In view of the above observations, it cannot be said that the acquisition proceedings shall be vitiated merely because the publication of the notifications under Sections 4 and 6 was made in the newspaper on the same day.
6. It may only be observed that in a case where urgency provisions have been invoked, a citizen does not have a right to raise objection under Section 5-A. The State has to take possession of the land at the earliest. The delay, which is likely to be occasioned by waiting for the last publication in the newspaper, may sometimes defeat the very object for which the urgency provisions have been invoked. Still further, the right of the citizen would not be adversely affected by simultaneous publication of the two notifications in the newspaper, there would be compliance with the provisions of law by publication in the newspaper as well as in the locality. Unless a clear case of prejudice is made out, it would not be fair to quash the acquisition proceedings. In ‘the present case the notifications were published in the official gazette with a gap of 14 days. Thereafter the mere fact that these were simultaneously published in the newspaper, would be of no consequence.
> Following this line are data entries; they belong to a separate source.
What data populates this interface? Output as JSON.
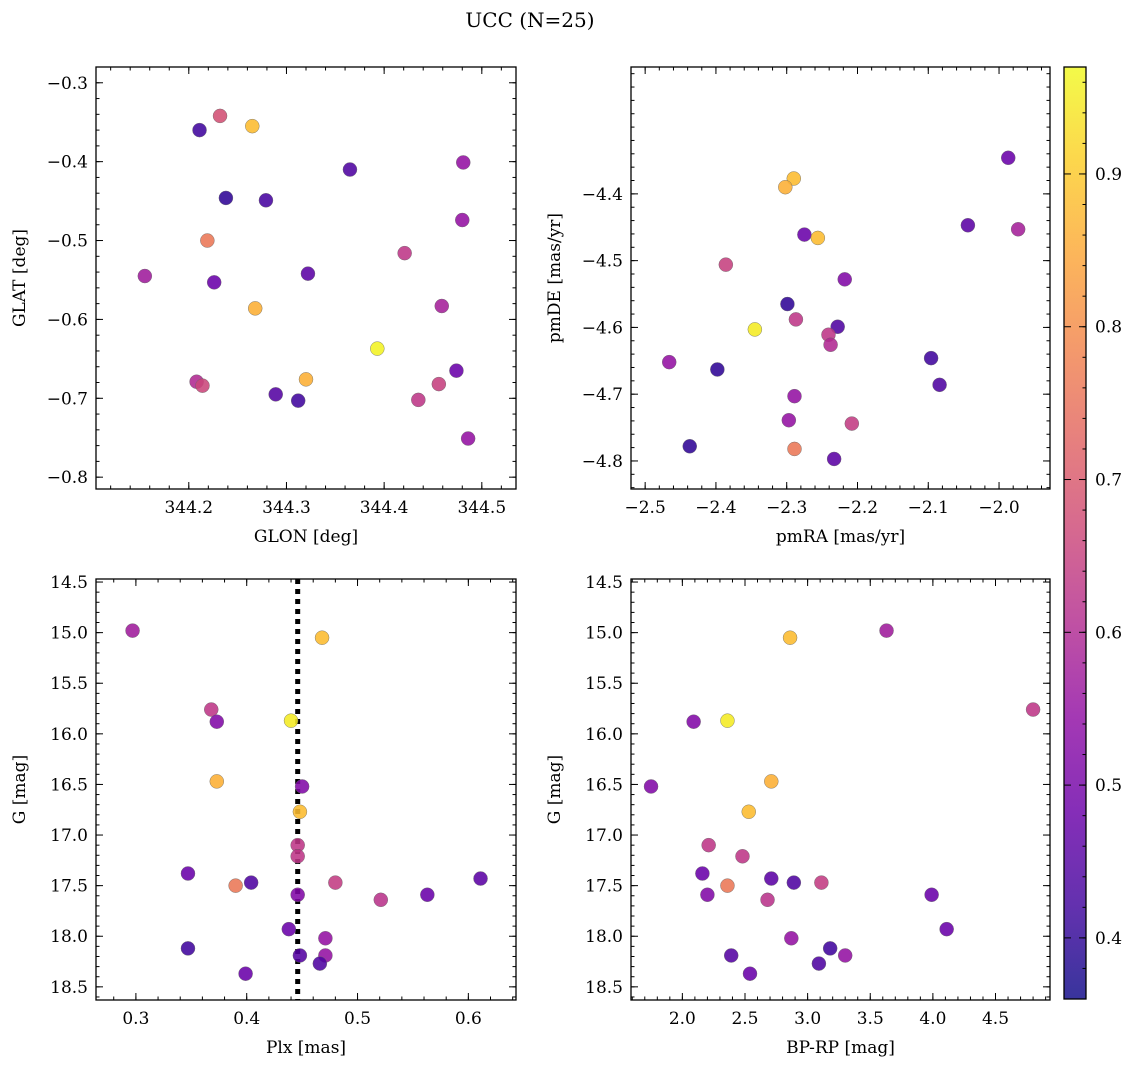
{
  "figure": {
    "title": "UCC (N=25)"
  },
  "colorbar": {
    "range": [
      0.36,
      0.97
    ],
    "ticks": [
      0.4,
      0.5,
      0.6,
      0.7,
      0.8,
      0.9
    ],
    "tick_labels": [
      "0.4",
      "0.5",
      "0.6",
      "0.7",
      "0.8",
      "0.9"
    ],
    "colormap": "plasma"
  },
  "chart_data": [
    {
      "type": "scatter",
      "xlabel": "GLON [deg]",
      "ylabel": "GLAT [deg]",
      "xlim": [
        344.105,
        344.535
      ],
      "ylim": [
        -0.815,
        -0.28
      ],
      "y_inverted": false,
      "xticks": [
        344.2,
        344.3,
        344.4,
        344.5
      ],
      "xtick_labels": [
        "344.2",
        "344.3",
        "344.4",
        "344.5"
      ],
      "yticks": [
        -0.8,
        -0.7,
        -0.6,
        -0.5,
        -0.4,
        -0.3
      ],
      "ytick_labels": [
        "−0.8",
        "−0.7",
        "−0.6",
        "−0.5",
        "−0.4",
        "−0.3"
      ],
      "points": [
        {
          "x": 344.232,
          "y": -0.342,
          "c": 0.68
        },
        {
          "x": 344.265,
          "y": -0.355,
          "c": 0.88
        },
        {
          "x": 344.211,
          "y": -0.36,
          "c": 0.42
        },
        {
          "x": 344.365,
          "y": -0.41,
          "c": 0.44
        },
        {
          "x": 344.481,
          "y": -0.401,
          "c": 0.55
        },
        {
          "x": 344.238,
          "y": -0.446,
          "c": 0.4
        },
        {
          "x": 344.279,
          "y": -0.449,
          "c": 0.43
        },
        {
          "x": 344.48,
          "y": -0.474,
          "c": 0.55
        },
        {
          "x": 344.219,
          "y": -0.5,
          "c": 0.76
        },
        {
          "x": 344.421,
          "y": -0.516,
          "c": 0.63
        },
        {
          "x": 344.155,
          "y": -0.545,
          "c": 0.57
        },
        {
          "x": 344.322,
          "y": -0.542,
          "c": 0.46
        },
        {
          "x": 344.226,
          "y": -0.553,
          "c": 0.48
        },
        {
          "x": 344.459,
          "y": -0.583,
          "c": 0.58
        },
        {
          "x": 344.268,
          "y": -0.586,
          "c": 0.86
        },
        {
          "x": 344.393,
          "y": -0.637,
          "c": 0.96
        },
        {
          "x": 344.474,
          "y": -0.665,
          "c": 0.48
        },
        {
          "x": 344.208,
          "y": -0.679,
          "c": 0.6
        },
        {
          "x": 344.214,
          "y": -0.684,
          "c": 0.66
        },
        {
          "x": 344.32,
          "y": -0.676,
          "c": 0.86
        },
        {
          "x": 344.456,
          "y": -0.682,
          "c": 0.65
        },
        {
          "x": 344.289,
          "y": -0.695,
          "c": 0.45
        },
        {
          "x": 344.312,
          "y": -0.703,
          "c": 0.42
        },
        {
          "x": 344.435,
          "y": -0.702,
          "c": 0.63
        },
        {
          "x": 344.486,
          "y": -0.751,
          "c": 0.55
        }
      ]
    },
    {
      "type": "scatter",
      "xlabel": "pmRA [mas/yr]",
      "ylabel": "pmDE [mas/yr]",
      "xlim": [
        -2.52,
        -1.928
      ],
      "ylim": [
        -4.842,
        -4.21
      ],
      "y_inverted": false,
      "xticks": [
        -2.5,
        -2.4,
        -2.3,
        -2.2,
        -2.1,
        -2.0
      ],
      "xtick_labels": [
        "−2.5",
        "−2.4",
        "−2.3",
        "−2.2",
        "−2.1",
        "−2.0"
      ],
      "yticks": [
        -4.8,
        -4.7,
        -4.6,
        -4.5,
        -4.4
      ],
      "ytick_labels": [
        "−4.8",
        "−4.7",
        "−4.6",
        "−4.5",
        "−4.4"
      ],
      "points": [
        {
          "x": -1.987,
          "y": -4.346,
          "c": 0.48
        },
        {
          "x": -2.29,
          "y": -4.377,
          "c": 0.88
        },
        {
          "x": -2.302,
          "y": -4.39,
          "c": 0.86
        },
        {
          "x": -2.044,
          "y": -4.447,
          "c": 0.46
        },
        {
          "x": -1.973,
          "y": -4.453,
          "c": 0.58
        },
        {
          "x": -2.275,
          "y": -4.461,
          "c": 0.48
        },
        {
          "x": -2.256,
          "y": -4.466,
          "c": 0.88
        },
        {
          "x": -2.386,
          "y": -4.506,
          "c": 0.65
        },
        {
          "x": -2.218,
          "y": -4.528,
          "c": 0.52
        },
        {
          "x": -2.299,
          "y": -4.565,
          "c": 0.4
        },
        {
          "x": -2.287,
          "y": -4.588,
          "c": 0.63
        },
        {
          "x": -2.228,
          "y": -4.599,
          "c": 0.44
        },
        {
          "x": -2.345,
          "y": -4.603,
          "c": 0.95
        },
        {
          "x": -2.241,
          "y": -4.611,
          "c": 0.63
        },
        {
          "x": -2.238,
          "y": -4.626,
          "c": 0.6
        },
        {
          "x": -2.096,
          "y": -4.646,
          "c": 0.42
        },
        {
          "x": -2.466,
          "y": -4.652,
          "c": 0.55
        },
        {
          "x": -2.398,
          "y": -4.663,
          "c": 0.4
        },
        {
          "x": -2.084,
          "y": -4.686,
          "c": 0.44
        },
        {
          "x": -2.289,
          "y": -4.703,
          "c": 0.55
        },
        {
          "x": -2.297,
          "y": -4.739,
          "c": 0.55
        },
        {
          "x": -2.208,
          "y": -4.744,
          "c": 0.64
        },
        {
          "x": -2.437,
          "y": -4.778,
          "c": 0.4
        },
        {
          "x": -2.289,
          "y": -4.782,
          "c": 0.76
        },
        {
          "x": -2.233,
          "y": -4.797,
          "c": 0.46
        }
      ]
    },
    {
      "type": "scatter",
      "xlabel": "Plx [mas]",
      "ylabel": "G [mag]",
      "xlim": [
        0.264,
        0.643
      ],
      "ylim": [
        14.47,
        18.63
      ],
      "y_inverted": true,
      "xticks": [
        0.3,
        0.4,
        0.5,
        0.6
      ],
      "xtick_labels": [
        "0.3",
        "0.4",
        "0.5",
        "0.6"
      ],
      "yticks": [
        14.5,
        15.0,
        15.5,
        16.0,
        16.5,
        17.0,
        17.5,
        18.0,
        18.5
      ],
      "ytick_labels": [
        "14.5",
        "15.0",
        "15.5",
        "16.0",
        "16.5",
        "17.0",
        "17.5",
        "18.0",
        "18.5"
      ],
      "vline": 0.446,
      "points": [
        {
          "x": 0.297,
          "y": 14.98,
          "c": 0.57
        },
        {
          "x": 0.468,
          "y": 15.05,
          "c": 0.88
        },
        {
          "x": 0.368,
          "y": 15.76,
          "c": 0.63
        },
        {
          "x": 0.373,
          "y": 15.88,
          "c": 0.52
        },
        {
          "x": 0.44,
          "y": 15.87,
          "c": 0.95
        },
        {
          "x": 0.373,
          "y": 16.47,
          "c": 0.86
        },
        {
          "x": 0.45,
          "y": 16.52,
          "c": 0.52
        },
        {
          "x": 0.448,
          "y": 16.77,
          "c": 0.88
        },
        {
          "x": 0.446,
          "y": 17.1,
          "c": 0.63
        },
        {
          "x": 0.446,
          "y": 17.21,
          "c": 0.63
        },
        {
          "x": 0.347,
          "y": 17.38,
          "c": 0.48
        },
        {
          "x": 0.611,
          "y": 17.43,
          "c": 0.46
        },
        {
          "x": 0.404,
          "y": 17.47,
          "c": 0.44
        },
        {
          "x": 0.48,
          "y": 17.47,
          "c": 0.64
        },
        {
          "x": 0.39,
          "y": 17.5,
          "c": 0.76
        },
        {
          "x": 0.446,
          "y": 17.59,
          "c": 0.52
        },
        {
          "x": 0.563,
          "y": 17.59,
          "c": 0.48
        },
        {
          "x": 0.521,
          "y": 17.64,
          "c": 0.62
        },
        {
          "x": 0.438,
          "y": 17.93,
          "c": 0.48
        },
        {
          "x": 0.471,
          "y": 18.02,
          "c": 0.55
        },
        {
          "x": 0.347,
          "y": 18.12,
          "c": 0.42
        },
        {
          "x": 0.448,
          "y": 18.19,
          "c": 0.45
        },
        {
          "x": 0.471,
          "y": 18.19,
          "c": 0.55
        },
        {
          "x": 0.466,
          "y": 18.27,
          "c": 0.44
        },
        {
          "x": 0.399,
          "y": 18.37,
          "c": 0.48
        }
      ]
    },
    {
      "type": "scatter",
      "xlabel": "BP-RP [mag]",
      "ylabel": "G [mag]",
      "xlim": [
        1.59,
        4.935
      ],
      "ylim": [
        14.47,
        18.63
      ],
      "y_inverted": true,
      "xticks": [
        2.0,
        2.5,
        3.0,
        3.5,
        4.0,
        4.5
      ],
      "xtick_labels": [
        "2.0",
        "2.5",
        "3.0",
        "3.5",
        "4.0",
        "4.5"
      ],
      "yticks": [
        14.5,
        15.0,
        15.5,
        16.0,
        16.5,
        17.0,
        17.5,
        18.0,
        18.5
      ],
      "ytick_labels": [
        "14.5",
        "15.0",
        "15.5",
        "16.0",
        "16.5",
        "17.0",
        "17.5",
        "18.0",
        "18.5"
      ],
      "points": [
        {
          "x": 3.63,
          "y": 14.98,
          "c": 0.57
        },
        {
          "x": 2.86,
          "y": 15.05,
          "c": 0.88
        },
        {
          "x": 4.8,
          "y": 15.76,
          "c": 0.63
        },
        {
          "x": 2.09,
          "y": 15.88,
          "c": 0.52
        },
        {
          "x": 2.36,
          "y": 15.87,
          "c": 0.95
        },
        {
          "x": 2.71,
          "y": 16.47,
          "c": 0.86
        },
        {
          "x": 1.75,
          "y": 16.52,
          "c": 0.52
        },
        {
          "x": 2.53,
          "y": 16.77,
          "c": 0.88
        },
        {
          "x": 2.21,
          "y": 17.1,
          "c": 0.63
        },
        {
          "x": 2.48,
          "y": 17.21,
          "c": 0.63
        },
        {
          "x": 2.16,
          "y": 17.38,
          "c": 0.48
        },
        {
          "x": 2.71,
          "y": 17.43,
          "c": 0.46
        },
        {
          "x": 2.89,
          "y": 17.47,
          "c": 0.44
        },
        {
          "x": 3.11,
          "y": 17.47,
          "c": 0.64
        },
        {
          "x": 2.36,
          "y": 17.5,
          "c": 0.76
        },
        {
          "x": 2.2,
          "y": 17.59,
          "c": 0.52
        },
        {
          "x": 3.99,
          "y": 17.59,
          "c": 0.48
        },
        {
          "x": 2.68,
          "y": 17.64,
          "c": 0.62
        },
        {
          "x": 4.11,
          "y": 17.93,
          "c": 0.48
        },
        {
          "x": 2.87,
          "y": 18.02,
          "c": 0.55
        },
        {
          "x": 3.18,
          "y": 18.12,
          "c": 0.42
        },
        {
          "x": 2.39,
          "y": 18.19,
          "c": 0.45
        },
        {
          "x": 3.3,
          "y": 18.19,
          "c": 0.55
        },
        {
          "x": 3.09,
          "y": 18.27,
          "c": 0.44
        },
        {
          "x": 2.54,
          "y": 18.37,
          "c": 0.48
        }
      ]
    }
  ]
}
7. Mr. Berry, appearing for the respondents, has produced before us an album to show that huge area is flooded with water. The land is being acquired to construct a drain so as to remove the water from the fields. The delay was in- tended to be avoided. It was with this object that the provisions of Section 17 of the Act were invoked. No prejudice has been caused to the petitioner by the simultaneous publication of the two notifications in the newspaper. In view of the position as emerging from the photographs, the contention raised by the learned counsel appears to be reasonable.
8. Mr. Sharma has placed reliance on a decision of the Supreme Court in Eugenio Misquita and Ors. v. State of Goa and Ors., J.T. 1997(8) S.C. 317. In this case the provisions of Section 17 of the Act admittedly had not been invoked. Thus, the position was not parallel. The case is clearly distinguishable.
9. No other point has been raised by the counsel for the petitioner.
10. No ground for interference is made out. Resultantly, the writ petition is dismissed. No costs.
In view of the above order, Civil Misc. application is rendered infructuous. It is ordered accordingly.